Ce choix stratégique a permis au Sénégal de mobiliser 1311,3 milliards de FCFA en quatre mois, soit environ deux milliards d’euros, avec une cadence mensuelle d’environ 330 milliards de FCFA. Un rythme bien supérieur à la moyenne historique du pays sur ce marché, révélant l’ampleur des besoins de financement que les canaux traditionnels ne peuvent plus couvrir.

Des taux d’emprunt régionaux plus élevés pour le Sénégal

Cette mobilisation massive a un coût : les taux pratiqués sur le marché de l’UEMOA se sont fortement dégradés pour le Sénégal. Les banques régionales, principales acquéreuses des titres publics, exigent désormais des rendements plus élevés en raison de la perception accrue du risque souverain. Les dégradations successives des notes souveraines par Moody’s et Standard & Poor’s ont renforcé cette tendance, faisant du Sénégal l’un des émetteurs les plus chers de la zone à maturité comparable.

Cette situation crée un double défi. D’abord, elle alourdit le service de la dette intérieure, déjà sous pression budgétaire. Ensuite, elle réduit la liquidité disponible pour les autres États de l’UEMOA, comme la Côte d’Ivoire, le Mali ou le Burkina Faso, qui voient leurs marges d’emprunt se réduire. Le risque d’un effet d’éviction sur le financement privé et les autres émetteurs souverains devient une préoccupation majeure.

Retrouver la confiance des marchés internationaux

Pour le gouvernement de Bassirou Diomaye Faye et son Premier ministre Ousmane Sonko, l’enjeu est double : assurer la couverture des échéances de 2025 tout en restaurant la crédibilité financière du pays. Les négociations en cours avec le Fonds monétaire international (FMI) pourraient débloquer un nouveau programme, condition sine qua non pour un retour progressif des investisseurs étrangers et la réouverture des marchés internationaux. En attendant, le marché régional de l’UEMOA joue un rôle d’amortisseur indispensable, mais ne peut à lui seul financer les grands projets d’infrastructures, notamment dans les secteurs des hydrocarbures et de l’énergie.

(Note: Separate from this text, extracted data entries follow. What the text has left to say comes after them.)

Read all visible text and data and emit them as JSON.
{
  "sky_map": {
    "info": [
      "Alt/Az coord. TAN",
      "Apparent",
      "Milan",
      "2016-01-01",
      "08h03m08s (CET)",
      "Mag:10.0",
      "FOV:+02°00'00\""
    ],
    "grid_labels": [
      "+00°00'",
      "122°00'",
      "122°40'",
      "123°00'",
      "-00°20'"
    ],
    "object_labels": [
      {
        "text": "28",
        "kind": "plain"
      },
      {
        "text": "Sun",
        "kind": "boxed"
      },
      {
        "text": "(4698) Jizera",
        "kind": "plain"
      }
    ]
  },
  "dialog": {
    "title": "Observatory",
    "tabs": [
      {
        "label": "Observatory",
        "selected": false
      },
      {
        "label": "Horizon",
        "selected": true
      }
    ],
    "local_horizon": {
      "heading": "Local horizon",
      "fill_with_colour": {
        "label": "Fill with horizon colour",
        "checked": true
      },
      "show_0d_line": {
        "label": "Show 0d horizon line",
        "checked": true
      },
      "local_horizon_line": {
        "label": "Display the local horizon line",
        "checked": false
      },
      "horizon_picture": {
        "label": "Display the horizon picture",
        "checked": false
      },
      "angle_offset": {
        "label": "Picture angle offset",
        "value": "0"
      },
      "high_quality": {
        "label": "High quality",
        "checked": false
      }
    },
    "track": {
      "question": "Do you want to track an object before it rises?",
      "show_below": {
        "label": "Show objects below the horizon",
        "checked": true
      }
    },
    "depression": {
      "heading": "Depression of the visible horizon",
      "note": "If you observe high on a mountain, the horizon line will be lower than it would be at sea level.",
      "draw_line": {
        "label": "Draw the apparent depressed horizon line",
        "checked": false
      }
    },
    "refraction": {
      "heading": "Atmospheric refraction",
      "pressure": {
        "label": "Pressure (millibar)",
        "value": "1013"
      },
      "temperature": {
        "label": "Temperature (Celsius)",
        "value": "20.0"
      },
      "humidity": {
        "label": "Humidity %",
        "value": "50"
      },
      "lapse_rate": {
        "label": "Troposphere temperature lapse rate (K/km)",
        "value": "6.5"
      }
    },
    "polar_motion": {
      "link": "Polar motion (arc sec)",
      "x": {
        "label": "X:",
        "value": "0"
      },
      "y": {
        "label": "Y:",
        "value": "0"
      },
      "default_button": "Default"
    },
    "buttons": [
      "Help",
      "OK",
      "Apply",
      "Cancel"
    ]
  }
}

Le pari actuel consiste à maintenir cette trajectoire de financement domestique le temps de rétablir des comptes publics sains et de regagner la confiance des marchés. Si la trésorerie est préservée à court terme, les taux élevés et la charge d’intérêts croissante limitent les marges de manœuvre. La crédibilité budgétaire reste donc le levier essentiel pour une normalisation durable des conditions d’emprunt.

Un équilibre fragile entre urgence et stratégie de long terme

Le Sénégal se trouve aujourd’hui dans une situation où le marché régional de l’UEMOA est à la fois une bouée de sauvetage et une source de pression supplémentaire. Les levées record de 1311,3 milliards de FCFA en quatre mois sont une preuve de résilience, mais elles révèlent aussi les limites d’une stratégie de substitution. Sans une restauration rapide de la confiance des investisseurs internationaux, le pays pourrait subir durablement les conséquences de taux d’emprunt élevés et d’une liquidité régionale déjà tendue.

La capacité à concilier gestion de l’urgence et reconstruction de la crédibilité financière déterminera l’avenir économique du Sénégal dans les mois à venir. Entre dépendance accrue envers l’UEMOA et besoin criant de diversification des sources de financement, le défi est de taille pour les autorités en place.